Still, if there mere thought of doing any of this makes your eyelids droop - or you just don't want to devote the time and energy to this sort of activity - then opening accounts at your local bank or credit union may be the better way to go for you.
You'll pay some sort of fee for the privilege of having the bank or credit union rep help you choose the funds. It might be an upfront "load" based on the amount you invest, typically 3 percent to 5.75 percent. Or there may be an extra fee known as a 12b-1 charge, which is used to pay marketing expenses and compensate sales people and is levied on top of the fund's usual management fee and other expenses. (In some funds, you may also pay a fee if you sell within the first five or so years of buying the fund.)
But one this is sure: if an adviser or sales person of any sort is helping you pick the funds, one way or another that person has got to be paid and one way or another that compensation is going to be reflected in the fund's expenses.
I have no problem with paying people for their work. The question is whether you're getting good advice. In a best case scenario, you'll be dealing with a fund representative who's knowledgeable about the various fund options and will make reasonable recommendations based on your needs. In a worst case scenario, you could get someone whose knowledge of funds and investing is skimpy and who's more interested in making the biggest possible commission than determining which funds work best for you.

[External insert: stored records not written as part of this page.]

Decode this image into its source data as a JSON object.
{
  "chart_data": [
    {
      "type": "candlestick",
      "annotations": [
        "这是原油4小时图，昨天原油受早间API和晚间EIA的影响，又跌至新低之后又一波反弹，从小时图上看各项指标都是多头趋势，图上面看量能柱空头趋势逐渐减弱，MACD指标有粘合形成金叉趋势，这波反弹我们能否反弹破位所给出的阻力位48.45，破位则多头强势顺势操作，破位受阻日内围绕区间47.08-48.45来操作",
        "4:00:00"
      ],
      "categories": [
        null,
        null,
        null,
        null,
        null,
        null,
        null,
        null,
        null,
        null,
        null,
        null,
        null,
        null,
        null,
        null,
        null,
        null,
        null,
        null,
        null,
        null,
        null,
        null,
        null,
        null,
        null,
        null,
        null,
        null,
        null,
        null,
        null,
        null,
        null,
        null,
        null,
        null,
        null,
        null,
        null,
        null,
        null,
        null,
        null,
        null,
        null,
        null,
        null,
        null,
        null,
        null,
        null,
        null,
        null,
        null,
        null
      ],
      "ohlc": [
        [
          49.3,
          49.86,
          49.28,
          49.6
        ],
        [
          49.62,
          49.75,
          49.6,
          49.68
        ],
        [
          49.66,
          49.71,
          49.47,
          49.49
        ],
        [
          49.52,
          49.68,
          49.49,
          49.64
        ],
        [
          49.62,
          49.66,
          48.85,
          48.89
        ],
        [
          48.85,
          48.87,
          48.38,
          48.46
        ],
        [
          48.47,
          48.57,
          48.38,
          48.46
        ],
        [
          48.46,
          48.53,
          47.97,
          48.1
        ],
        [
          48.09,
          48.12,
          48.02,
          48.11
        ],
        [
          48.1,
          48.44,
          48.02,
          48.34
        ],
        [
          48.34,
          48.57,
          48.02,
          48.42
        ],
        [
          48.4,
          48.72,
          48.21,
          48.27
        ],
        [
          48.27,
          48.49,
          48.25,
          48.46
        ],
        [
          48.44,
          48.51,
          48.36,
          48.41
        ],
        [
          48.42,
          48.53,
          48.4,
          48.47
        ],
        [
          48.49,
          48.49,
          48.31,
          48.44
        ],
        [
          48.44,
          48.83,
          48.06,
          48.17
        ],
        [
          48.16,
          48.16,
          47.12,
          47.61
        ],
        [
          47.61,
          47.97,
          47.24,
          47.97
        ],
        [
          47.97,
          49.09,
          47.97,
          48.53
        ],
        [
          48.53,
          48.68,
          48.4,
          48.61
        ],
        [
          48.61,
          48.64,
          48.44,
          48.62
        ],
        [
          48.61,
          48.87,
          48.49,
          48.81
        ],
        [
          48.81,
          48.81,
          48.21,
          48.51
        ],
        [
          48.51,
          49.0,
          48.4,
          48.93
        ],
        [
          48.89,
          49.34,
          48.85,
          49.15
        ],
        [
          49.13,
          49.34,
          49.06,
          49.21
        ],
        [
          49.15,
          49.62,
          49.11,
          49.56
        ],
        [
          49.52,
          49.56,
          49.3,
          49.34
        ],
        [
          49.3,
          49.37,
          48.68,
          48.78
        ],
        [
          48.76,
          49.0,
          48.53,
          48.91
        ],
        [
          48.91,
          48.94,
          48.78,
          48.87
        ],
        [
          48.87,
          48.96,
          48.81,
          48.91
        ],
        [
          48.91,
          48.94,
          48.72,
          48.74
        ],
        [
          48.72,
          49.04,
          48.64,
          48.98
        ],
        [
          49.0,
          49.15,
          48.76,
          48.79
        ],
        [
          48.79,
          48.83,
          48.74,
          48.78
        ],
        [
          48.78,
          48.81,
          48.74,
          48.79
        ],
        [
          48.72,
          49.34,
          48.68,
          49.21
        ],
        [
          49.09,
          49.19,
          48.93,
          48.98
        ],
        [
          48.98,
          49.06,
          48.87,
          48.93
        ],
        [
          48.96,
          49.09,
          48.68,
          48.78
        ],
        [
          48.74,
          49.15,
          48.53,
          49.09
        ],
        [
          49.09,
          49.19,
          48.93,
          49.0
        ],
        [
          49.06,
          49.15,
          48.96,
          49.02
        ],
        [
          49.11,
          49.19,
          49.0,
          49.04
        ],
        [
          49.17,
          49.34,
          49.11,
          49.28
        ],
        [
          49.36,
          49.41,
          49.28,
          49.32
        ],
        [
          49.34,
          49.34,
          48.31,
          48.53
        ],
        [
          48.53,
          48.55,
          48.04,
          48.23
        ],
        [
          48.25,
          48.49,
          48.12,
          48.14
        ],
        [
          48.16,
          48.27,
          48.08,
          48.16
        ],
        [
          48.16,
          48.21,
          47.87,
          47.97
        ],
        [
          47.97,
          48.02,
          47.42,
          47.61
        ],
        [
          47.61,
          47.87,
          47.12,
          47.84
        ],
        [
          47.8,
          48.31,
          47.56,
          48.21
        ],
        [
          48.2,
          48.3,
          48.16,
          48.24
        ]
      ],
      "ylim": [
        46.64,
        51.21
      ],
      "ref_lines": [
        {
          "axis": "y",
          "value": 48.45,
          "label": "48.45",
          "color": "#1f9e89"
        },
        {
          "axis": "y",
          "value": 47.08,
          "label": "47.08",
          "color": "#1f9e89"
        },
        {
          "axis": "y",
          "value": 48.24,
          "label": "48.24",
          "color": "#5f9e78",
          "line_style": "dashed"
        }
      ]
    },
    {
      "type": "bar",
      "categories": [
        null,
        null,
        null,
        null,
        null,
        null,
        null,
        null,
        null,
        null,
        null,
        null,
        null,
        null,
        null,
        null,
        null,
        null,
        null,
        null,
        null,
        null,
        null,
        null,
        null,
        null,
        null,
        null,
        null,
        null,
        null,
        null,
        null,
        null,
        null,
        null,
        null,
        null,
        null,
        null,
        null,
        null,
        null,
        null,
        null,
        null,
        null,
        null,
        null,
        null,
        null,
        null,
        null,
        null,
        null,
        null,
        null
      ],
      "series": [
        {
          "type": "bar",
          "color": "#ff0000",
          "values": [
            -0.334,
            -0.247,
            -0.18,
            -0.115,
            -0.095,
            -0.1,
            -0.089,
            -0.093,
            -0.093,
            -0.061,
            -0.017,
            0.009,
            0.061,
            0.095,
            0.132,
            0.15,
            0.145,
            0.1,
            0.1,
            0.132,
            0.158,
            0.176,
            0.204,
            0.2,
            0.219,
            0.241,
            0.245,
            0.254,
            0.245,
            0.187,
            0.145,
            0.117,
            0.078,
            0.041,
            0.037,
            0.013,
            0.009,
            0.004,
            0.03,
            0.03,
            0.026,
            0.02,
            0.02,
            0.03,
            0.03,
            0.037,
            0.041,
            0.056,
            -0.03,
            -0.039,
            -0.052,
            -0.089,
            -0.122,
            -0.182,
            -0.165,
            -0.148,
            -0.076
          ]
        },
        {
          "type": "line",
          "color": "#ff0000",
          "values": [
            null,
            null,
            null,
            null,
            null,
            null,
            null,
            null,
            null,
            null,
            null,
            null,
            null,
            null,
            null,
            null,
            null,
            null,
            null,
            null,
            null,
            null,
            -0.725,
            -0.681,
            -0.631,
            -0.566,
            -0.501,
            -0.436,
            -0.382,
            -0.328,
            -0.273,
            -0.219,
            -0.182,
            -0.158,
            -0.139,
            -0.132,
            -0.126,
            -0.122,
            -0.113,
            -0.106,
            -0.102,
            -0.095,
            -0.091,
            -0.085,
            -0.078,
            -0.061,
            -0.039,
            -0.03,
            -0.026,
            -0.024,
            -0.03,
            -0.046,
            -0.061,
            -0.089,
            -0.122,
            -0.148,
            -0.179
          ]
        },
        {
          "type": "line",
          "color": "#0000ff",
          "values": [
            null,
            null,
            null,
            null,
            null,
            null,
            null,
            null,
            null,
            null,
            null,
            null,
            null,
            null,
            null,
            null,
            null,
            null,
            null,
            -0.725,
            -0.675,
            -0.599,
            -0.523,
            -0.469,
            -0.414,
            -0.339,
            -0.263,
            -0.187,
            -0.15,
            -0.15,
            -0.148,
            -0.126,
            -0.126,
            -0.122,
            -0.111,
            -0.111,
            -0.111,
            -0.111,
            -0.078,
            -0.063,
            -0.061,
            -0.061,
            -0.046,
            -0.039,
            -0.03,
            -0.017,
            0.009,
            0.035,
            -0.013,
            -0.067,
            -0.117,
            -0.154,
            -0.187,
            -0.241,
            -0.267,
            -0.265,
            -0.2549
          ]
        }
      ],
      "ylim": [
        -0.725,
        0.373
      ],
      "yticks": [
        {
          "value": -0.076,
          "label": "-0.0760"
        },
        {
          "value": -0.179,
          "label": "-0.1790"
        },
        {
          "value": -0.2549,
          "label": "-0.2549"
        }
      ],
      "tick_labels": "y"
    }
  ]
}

It's sometimes hard to tell which sort you're dealing with (they don't wear signs saying "Competent" or "Inept" or "Trustworthy" or "Deceitful"), so you should be sure to ask plenty of questions: Why this fund rather than another one? How much am I paying in sales commissions and ongoing fund expenses? Is there a less expensive alternative available? And, of course, it's always a good idea to visit a few places - another bank, a credit union, maybe a local brokerage firm - and compare the recommendations.
So either way, you're going to have to do a little research. It's up to you to decide which type you'd rather undertake. But if you put a reasonable amount of thought into it, and a bit of effort, you should make out nicely - and you'll certainly do a lot better than if you had not saved or invested at all.